The problems induced by Covid-19 are also very acute among fisherfolk communities in the State says Maglin Philomena Yohannan, State Convener of the Coastal Women’s Forum.
“The isolation and mental problems caused by the lockdown, and the lack of mobile, TV, internet, cable and other technical assistance, have caused serious issues among children in the community. But apart from Covid we are also facing the threat of climate change in recent years. Cyclones like Okhi and Tukatae have severely affected fisherfolk by damaging homes, fishing boats and equipment,” she said.

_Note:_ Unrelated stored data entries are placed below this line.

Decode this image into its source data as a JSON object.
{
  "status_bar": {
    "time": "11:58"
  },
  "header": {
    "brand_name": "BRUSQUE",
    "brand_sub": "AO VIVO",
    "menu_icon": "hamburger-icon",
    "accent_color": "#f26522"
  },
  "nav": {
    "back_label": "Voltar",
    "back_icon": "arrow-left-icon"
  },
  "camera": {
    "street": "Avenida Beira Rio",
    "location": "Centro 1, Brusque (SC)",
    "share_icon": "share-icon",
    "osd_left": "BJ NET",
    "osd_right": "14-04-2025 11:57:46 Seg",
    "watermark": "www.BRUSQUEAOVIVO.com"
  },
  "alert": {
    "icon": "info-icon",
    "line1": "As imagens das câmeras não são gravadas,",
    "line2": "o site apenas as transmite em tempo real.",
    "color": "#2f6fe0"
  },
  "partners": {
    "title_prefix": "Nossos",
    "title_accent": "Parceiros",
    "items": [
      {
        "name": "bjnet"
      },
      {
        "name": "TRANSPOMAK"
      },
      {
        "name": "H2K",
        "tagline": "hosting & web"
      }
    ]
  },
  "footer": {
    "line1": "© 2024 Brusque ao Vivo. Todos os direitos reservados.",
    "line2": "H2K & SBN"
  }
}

Maglin points out that children are also deeply affected by the loss of jobs and poverty in the community. They are subjected to a variety of abuse from people around them who are financially and mentally devastated by the loss of their homes and fishing equipment and are unable to repay their loans she says. And while the adults lost homes, working equipment and their life’s savings their children have lost books and toys, equally valuable from their perspective.
“When we talk about the impact of Covid issues on the education and survival of children in Dalit, Adivasi and fishing communities, we have to start from the unprecedented floods and natural calamities that have occurred in the last 3 years in Kerala” says Ajay Kumar, Director of RIGHTS, an organization working among these communities.
According to him most of the people, living in 27,000 Dalit colonies, nearly 4600 tribal villages and the coastal land of Kerala have faced neglect from the state government as well as local bodies in the aftermath of these disasters. They were continuously excluded from the benefits given by the government and even before they could recover from these natural calamities, Covid has ruined their livelihoods once again.
Following the 2018-2020 natural calamities, RIGHTS set up online classrooms for more than 1,000 children in marginalized communities in about 30 locations in 7 districts. They also distributed mobile phones and gadgets to the children who couldn’t access the online education because of financial as well as other limitations.
According to M Geethanandan, leader of Adivasi Gothra Maha Sabha, while the government is spending crores of rupees on funds and relief packages in the name of uplifting marginalized communities such schemes are not implemented effectively. This is because they are mostly designed in a top-down manner without any consultation with community members from the planning to implementation stage of the project.
Apart from the bureaucratic attitude another problem coming in the way of effective implementation is suspicion within government circles about social organizations, civil society and community movements who are willing to help with relief efforts. Very often state officials see these movements as being ‘unlawful’ or ‘anti-government’ and fail to respond positively to their offers of assistance, volunteers or cooperation.
Sarath Cheloor is a social activist and researcher based in Trichur, Kerala and working with people’s movements for the last 18 years.